Vieles war gar nicht so funny; manche langgezogene
Steigungen fanden wir ueberhaupt nicht nett. Manchmal
konnten wir die Grenzen unserer Kraefte und Energie
deutlich spueren. Das heißt: Absteigen, Rasten und
Schieben. Irgendwann ist man (Frau) auch mit Gegenwind
oben. Und dann kommt eine schoene knackige Abfahrt bis
zum naechsten Berg mit wiederum Absteigen, Pause, Schweiß
abtrocknen und Schieben. Dafuer ist der "Schmerzhafte"
Rosenkranz besonders geeiggnet; fuer die Abfahrt bietet
sich der "Glorreiche" an.
Bei der abendlichen Ankunft im Refugio war die
angesammelte Müdigkeit schnell weg, wenn wir unsere
Erfahrungen mit anderen Pilgern austauschten.

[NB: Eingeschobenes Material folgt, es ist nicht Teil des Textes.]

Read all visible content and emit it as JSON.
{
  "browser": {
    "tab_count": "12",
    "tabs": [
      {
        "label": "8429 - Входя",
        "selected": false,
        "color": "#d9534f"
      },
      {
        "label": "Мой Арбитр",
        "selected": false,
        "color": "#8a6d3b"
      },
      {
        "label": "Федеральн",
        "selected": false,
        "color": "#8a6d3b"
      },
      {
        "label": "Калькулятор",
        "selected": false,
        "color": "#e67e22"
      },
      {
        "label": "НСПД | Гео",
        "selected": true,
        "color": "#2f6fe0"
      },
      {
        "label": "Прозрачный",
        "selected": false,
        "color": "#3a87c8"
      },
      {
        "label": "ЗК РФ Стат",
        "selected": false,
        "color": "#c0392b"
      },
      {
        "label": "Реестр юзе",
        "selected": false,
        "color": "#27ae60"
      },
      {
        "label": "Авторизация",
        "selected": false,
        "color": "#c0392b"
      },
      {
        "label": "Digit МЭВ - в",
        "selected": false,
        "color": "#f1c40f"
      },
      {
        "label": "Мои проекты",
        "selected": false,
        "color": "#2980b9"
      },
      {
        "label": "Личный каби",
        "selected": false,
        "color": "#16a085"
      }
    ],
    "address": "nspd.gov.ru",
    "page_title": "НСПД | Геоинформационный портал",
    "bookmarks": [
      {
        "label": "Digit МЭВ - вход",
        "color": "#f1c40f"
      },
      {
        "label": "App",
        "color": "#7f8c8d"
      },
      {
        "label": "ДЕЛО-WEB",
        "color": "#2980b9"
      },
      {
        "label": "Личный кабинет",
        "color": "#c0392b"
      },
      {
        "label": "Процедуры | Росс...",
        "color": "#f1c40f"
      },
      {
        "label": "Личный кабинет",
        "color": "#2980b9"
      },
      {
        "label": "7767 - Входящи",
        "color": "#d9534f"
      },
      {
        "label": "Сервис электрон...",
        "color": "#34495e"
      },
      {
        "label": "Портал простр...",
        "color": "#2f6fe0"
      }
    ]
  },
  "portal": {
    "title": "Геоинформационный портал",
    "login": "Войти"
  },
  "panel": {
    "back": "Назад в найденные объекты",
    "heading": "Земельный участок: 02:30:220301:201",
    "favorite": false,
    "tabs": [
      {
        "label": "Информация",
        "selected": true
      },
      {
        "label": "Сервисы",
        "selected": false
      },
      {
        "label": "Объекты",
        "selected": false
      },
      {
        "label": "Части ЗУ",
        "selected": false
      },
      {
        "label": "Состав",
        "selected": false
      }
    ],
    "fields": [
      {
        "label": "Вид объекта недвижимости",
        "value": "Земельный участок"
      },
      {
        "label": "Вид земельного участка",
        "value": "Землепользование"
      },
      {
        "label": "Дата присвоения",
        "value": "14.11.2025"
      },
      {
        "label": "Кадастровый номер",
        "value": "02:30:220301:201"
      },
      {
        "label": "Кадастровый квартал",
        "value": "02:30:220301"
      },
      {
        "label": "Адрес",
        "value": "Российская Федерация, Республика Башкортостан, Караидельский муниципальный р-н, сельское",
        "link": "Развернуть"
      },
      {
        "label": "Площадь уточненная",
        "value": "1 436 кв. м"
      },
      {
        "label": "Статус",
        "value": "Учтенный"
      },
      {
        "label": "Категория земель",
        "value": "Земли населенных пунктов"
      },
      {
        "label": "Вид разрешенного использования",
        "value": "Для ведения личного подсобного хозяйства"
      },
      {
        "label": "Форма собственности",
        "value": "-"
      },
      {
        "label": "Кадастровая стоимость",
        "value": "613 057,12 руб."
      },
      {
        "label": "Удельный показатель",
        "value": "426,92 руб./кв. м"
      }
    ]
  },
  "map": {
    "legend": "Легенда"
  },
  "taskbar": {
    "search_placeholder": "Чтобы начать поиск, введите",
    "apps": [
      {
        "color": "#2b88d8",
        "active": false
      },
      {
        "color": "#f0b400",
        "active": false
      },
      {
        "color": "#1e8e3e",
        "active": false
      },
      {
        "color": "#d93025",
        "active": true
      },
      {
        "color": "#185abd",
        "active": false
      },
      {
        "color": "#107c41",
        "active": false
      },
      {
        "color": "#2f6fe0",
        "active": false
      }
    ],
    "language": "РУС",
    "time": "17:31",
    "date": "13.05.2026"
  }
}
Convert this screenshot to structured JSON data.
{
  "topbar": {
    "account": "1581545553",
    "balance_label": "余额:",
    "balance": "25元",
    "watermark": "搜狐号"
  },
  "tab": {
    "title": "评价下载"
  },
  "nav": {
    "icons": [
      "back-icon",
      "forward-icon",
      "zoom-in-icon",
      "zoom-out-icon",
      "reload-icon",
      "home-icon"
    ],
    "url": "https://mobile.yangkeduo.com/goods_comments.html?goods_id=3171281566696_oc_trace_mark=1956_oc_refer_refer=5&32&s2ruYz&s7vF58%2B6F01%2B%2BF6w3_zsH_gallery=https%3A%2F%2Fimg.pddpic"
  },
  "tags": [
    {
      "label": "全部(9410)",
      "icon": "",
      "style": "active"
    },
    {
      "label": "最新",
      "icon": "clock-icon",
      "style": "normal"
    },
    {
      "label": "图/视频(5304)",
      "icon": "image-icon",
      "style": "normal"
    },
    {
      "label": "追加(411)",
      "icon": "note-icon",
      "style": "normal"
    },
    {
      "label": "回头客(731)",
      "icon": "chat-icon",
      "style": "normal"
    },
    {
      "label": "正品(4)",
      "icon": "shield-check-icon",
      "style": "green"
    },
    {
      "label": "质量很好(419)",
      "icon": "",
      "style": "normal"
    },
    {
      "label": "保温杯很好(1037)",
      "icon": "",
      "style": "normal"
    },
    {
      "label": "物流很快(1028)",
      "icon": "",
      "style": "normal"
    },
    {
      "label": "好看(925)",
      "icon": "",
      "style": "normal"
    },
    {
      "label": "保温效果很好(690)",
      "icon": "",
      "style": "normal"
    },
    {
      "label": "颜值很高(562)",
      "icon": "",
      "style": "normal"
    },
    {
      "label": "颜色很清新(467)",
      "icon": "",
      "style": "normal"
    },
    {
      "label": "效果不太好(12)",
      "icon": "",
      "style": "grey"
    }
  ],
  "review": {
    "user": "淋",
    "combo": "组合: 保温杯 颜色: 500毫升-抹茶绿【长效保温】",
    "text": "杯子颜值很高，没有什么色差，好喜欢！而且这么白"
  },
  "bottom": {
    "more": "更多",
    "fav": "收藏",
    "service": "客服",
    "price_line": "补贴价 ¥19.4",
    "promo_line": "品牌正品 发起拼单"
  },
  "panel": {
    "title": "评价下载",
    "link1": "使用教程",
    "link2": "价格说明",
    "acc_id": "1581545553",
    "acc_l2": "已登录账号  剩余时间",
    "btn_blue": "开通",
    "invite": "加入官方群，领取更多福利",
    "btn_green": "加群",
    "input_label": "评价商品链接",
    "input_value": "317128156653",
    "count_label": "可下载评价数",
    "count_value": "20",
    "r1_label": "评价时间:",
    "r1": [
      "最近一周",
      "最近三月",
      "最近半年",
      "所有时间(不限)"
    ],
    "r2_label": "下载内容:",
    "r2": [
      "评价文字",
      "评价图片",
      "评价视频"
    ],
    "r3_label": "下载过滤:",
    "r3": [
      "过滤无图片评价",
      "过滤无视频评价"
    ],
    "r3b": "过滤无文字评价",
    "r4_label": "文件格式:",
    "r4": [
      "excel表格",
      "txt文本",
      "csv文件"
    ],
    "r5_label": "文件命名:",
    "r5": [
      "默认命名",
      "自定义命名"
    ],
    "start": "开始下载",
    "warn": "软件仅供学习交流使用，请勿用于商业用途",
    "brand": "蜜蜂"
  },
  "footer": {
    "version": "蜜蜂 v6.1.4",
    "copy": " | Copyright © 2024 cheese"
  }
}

Geteiltes
Leid! Und eine frische Dusche macht wieder munter. Die
Zahl der Duschen ist proportional zur Wassertemperatur:
Gab's warmes Wasser, so waren mehrere Duschen vorhanden;
und wenn nur kaltes Wasser da war, fanden wir hoechstens
zwei Duschen. Motto: Wer kalt duscht, duscht schneller!
Aber es reicht, um wenigstens Staub und Schweiß
abzuloesen.
Es sprach sich schnell herum, wer schnarchte; deswegen
war unser Einzug in ein Schlafquartier mit 30 Betten von
großer Vorfreude gepraegt. Auch machten sich ca. 25 Paar
Turn- und Wanderschuhe bemerkbar. Ich versuchte, in der
Naehe eines Fensters zu schlafen, da ich ohnehin ein
Frischluftfreak bin. Eine junge Italienerin schob das
einzige offene Fenster zu. Ich machte ihr mit
Zeichensprache (international) klar, daß wir bald vor
lauter Gestank ersticken werden. Sie antwortete mit
unserer erprobten internationalen Zeichensprache: "Ja,
aber dann werden wir erfrieren". Motto: es sind schon
viele erfroren, aber noch keiner erstunken. Es geht eben
alles. Wir sind alle so erschoepft, daß wir trotz des
angekuendigten Schnarchkonzertes tief schlafen koennen.
Morgens gab es einen Haertetest: Nach dem Aufstehen
muessen alle den Schlafraum voruebergehend Richtung Bad
verlassen; kommt man wieder zurueck: Pow! Haben alle
gestern Abend Bohnensuppe gegessen?
Eine außergewoehnliche Pilgerstation ist Santo Domingo
de la Calzada. Nach altem Volksmund und Tradition leben
ein Huhn und ein Hahn in einer Kirche. Waehrend der Messe
erleben wir, daß der Hahn sich sechs mal meldete. Eine
wahrlich sonderbar Art von Musikbegleitung! Das
Hühnerpaar lebt in einem ca. 6 qm großen Kaefig ueber
einem Seitenaltar und wird alle 3 Wochen ausgetauscht.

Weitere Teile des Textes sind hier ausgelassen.